1回に先制を許したが、泰然自若に構えた。3回に同点とし、4回に2点を勝ち越し、流れをつかみかけた。ただ、雨脚が強まり、3-1の6回表1死走者なしで雨天中断。約45分後、試合の続きは16日に持ち越しが決まった。

1923年の創部から、今年で100周年を迎えた。過去に春夏通算43度の甲子園出場を誇る県内屈指の伝統校だ。灰色に「熊工」と大きく記されたユニホームは、今も変わらない。エース右腕の松波勲典(いさのり)投手(3年)は「憧れていたユニホーム。熊工のユニホームを見ると、威圧感を感じていました。そういうユニホームの力を借りながら冷静なピッチングをしていきたい」と言う。

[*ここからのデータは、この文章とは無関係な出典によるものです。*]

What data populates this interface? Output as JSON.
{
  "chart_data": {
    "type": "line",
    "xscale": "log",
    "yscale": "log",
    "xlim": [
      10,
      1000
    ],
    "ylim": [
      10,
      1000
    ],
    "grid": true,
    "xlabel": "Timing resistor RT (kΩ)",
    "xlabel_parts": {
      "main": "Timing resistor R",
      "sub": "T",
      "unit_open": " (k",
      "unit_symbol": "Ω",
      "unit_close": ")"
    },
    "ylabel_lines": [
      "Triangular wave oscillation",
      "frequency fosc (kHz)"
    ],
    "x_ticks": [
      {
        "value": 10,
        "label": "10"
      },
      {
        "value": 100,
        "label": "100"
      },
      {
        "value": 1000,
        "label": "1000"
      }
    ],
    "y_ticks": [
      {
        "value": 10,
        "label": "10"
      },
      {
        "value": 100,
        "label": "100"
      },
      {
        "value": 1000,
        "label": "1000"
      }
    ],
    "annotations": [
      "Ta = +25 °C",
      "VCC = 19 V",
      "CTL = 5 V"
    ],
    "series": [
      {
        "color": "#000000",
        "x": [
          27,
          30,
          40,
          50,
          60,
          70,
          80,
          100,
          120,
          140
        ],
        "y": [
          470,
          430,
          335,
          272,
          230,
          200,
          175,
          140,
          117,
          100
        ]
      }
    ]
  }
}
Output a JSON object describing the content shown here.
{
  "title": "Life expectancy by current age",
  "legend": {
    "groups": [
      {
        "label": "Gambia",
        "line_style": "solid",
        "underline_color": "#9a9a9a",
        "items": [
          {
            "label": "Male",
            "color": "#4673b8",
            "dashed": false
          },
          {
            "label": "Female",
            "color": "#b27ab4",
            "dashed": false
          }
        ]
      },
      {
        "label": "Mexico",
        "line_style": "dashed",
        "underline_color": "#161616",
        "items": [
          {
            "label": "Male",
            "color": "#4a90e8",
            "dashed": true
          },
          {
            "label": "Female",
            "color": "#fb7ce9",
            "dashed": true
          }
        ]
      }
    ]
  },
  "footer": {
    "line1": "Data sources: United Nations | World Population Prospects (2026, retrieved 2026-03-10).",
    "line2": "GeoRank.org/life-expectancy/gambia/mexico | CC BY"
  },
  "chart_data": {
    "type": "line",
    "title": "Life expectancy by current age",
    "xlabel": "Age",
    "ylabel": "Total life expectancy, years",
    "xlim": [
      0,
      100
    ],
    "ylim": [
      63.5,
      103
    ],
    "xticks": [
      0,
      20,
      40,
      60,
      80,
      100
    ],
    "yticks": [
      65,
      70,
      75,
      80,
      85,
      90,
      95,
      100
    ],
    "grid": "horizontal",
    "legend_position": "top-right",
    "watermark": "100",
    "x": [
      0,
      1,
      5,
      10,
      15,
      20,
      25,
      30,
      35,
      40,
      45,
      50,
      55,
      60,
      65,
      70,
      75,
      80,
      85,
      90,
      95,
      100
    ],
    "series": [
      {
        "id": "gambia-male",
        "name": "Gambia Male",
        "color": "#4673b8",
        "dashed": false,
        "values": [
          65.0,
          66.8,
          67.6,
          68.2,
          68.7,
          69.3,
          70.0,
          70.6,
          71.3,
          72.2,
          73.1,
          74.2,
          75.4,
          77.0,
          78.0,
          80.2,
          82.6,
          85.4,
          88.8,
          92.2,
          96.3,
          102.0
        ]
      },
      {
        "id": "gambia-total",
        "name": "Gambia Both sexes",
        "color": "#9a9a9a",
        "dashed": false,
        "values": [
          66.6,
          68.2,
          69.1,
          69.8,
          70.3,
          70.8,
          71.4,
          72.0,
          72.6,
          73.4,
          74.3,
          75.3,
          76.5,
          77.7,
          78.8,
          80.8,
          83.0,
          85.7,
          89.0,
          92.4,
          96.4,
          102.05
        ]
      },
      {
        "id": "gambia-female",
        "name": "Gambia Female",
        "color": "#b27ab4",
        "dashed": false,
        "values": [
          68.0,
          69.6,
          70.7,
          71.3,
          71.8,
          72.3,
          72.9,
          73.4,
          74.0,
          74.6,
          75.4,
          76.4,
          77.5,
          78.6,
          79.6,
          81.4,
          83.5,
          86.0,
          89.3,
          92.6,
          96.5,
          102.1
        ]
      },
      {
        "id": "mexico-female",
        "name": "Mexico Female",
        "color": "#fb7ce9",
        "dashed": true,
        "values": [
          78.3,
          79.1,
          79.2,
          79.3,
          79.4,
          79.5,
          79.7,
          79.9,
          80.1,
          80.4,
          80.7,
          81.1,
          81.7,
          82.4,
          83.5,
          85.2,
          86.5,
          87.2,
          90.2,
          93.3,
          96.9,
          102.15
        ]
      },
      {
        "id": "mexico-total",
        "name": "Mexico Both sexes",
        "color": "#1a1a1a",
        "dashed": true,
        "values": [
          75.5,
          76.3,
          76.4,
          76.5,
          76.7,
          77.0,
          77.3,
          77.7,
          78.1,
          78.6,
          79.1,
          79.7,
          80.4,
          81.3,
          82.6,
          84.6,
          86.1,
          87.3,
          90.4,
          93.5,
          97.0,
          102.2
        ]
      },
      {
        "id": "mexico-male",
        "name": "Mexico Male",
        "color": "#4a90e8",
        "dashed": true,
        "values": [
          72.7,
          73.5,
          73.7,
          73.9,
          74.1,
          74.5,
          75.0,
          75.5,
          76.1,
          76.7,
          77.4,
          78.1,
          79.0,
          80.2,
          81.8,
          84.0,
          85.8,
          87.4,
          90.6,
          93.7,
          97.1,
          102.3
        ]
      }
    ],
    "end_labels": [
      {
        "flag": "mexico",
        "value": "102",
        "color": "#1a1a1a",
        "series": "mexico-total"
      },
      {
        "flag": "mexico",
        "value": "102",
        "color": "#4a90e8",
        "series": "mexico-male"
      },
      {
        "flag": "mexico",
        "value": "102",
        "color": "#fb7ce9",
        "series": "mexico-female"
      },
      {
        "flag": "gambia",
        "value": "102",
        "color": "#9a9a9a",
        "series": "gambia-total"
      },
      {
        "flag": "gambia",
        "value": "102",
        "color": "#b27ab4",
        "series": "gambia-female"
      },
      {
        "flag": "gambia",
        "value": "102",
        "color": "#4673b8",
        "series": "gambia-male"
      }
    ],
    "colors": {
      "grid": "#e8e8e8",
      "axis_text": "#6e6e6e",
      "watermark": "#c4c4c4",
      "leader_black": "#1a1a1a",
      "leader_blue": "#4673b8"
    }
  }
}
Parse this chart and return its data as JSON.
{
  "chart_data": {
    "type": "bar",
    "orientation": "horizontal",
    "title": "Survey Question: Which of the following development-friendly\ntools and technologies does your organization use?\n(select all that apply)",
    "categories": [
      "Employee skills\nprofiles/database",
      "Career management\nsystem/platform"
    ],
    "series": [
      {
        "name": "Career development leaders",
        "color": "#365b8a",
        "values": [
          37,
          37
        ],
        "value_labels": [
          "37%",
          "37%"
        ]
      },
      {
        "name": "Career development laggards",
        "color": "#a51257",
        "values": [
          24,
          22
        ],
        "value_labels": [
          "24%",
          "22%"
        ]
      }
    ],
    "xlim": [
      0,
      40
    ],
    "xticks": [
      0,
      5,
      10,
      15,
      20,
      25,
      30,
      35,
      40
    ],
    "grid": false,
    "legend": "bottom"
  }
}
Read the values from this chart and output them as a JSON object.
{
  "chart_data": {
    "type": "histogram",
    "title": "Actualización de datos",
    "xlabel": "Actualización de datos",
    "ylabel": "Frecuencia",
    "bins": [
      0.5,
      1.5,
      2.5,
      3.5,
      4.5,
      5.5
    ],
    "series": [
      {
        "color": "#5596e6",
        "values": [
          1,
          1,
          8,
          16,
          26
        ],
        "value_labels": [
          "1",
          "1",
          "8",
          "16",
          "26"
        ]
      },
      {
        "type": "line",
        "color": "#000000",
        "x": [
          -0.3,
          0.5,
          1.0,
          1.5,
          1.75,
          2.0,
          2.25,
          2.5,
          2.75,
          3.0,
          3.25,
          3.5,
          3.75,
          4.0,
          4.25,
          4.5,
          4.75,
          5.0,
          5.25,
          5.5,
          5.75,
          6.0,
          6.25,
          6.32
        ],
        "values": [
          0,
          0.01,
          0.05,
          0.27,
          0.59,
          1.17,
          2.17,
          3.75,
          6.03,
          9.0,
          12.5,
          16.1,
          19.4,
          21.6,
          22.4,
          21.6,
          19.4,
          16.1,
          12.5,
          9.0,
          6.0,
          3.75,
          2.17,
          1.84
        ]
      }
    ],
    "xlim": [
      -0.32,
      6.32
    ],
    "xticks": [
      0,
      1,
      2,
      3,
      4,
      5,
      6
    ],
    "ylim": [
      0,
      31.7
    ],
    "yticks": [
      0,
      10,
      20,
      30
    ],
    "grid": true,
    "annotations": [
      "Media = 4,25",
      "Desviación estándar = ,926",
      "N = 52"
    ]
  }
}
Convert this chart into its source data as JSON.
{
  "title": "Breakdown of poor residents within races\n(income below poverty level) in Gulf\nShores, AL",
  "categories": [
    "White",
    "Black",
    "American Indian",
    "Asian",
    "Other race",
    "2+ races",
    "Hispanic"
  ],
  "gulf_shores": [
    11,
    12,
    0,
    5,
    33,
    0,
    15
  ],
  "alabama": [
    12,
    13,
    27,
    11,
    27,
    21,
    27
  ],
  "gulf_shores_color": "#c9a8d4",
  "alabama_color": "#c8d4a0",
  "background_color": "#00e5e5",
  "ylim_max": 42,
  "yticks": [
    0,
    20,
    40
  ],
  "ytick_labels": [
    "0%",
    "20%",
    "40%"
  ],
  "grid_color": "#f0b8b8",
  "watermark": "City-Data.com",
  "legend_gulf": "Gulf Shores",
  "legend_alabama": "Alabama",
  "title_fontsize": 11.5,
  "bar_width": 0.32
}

松波は2年生だった昨夏の甲子園でもマウンドに上がった。その経験は「先輩に連れていってもらった」と表現した。だからこそ「今年も主力に2年生がいる。甲子園の経験を積ませるのも先輩の役目」と言える。昨秋、今春はともに県決勝で敗れたが、20年の独自大会を除けば、夏の大会は2連覇中。「節目で期待は大きいですが、目標はあくまで3連覇。そして自分たちの野球をする」。今年のエースは、熊工の歴史を心得ている。

96年夏。甲子園決勝で松山商の“奇跡のバックホーム”に敗れたが、数々名勝負を繰り広げてきた。同校OBの田島監督は「いい文化をつなぎたい」と意気込む。まずは16日、継続試合を制す。【只松憲】

◆熊本工 1898年(明31)創立の県立校。熊本県立工業学校から51年に現校名。生徒数は1186人(女子303人)。野球部は23年(大12)創部で部員数109人(マネジャー3人)。甲子園出場は春21度、夏は22度で、夏は34、37、96年の3度準優勝。主なOBは元巨人の川上哲治、元広島の前田智徳、中日内野守備走塁コーチのの荒木雅博ら。所在地は熊本市中央区上京塚町5の1。柿下耕一校長。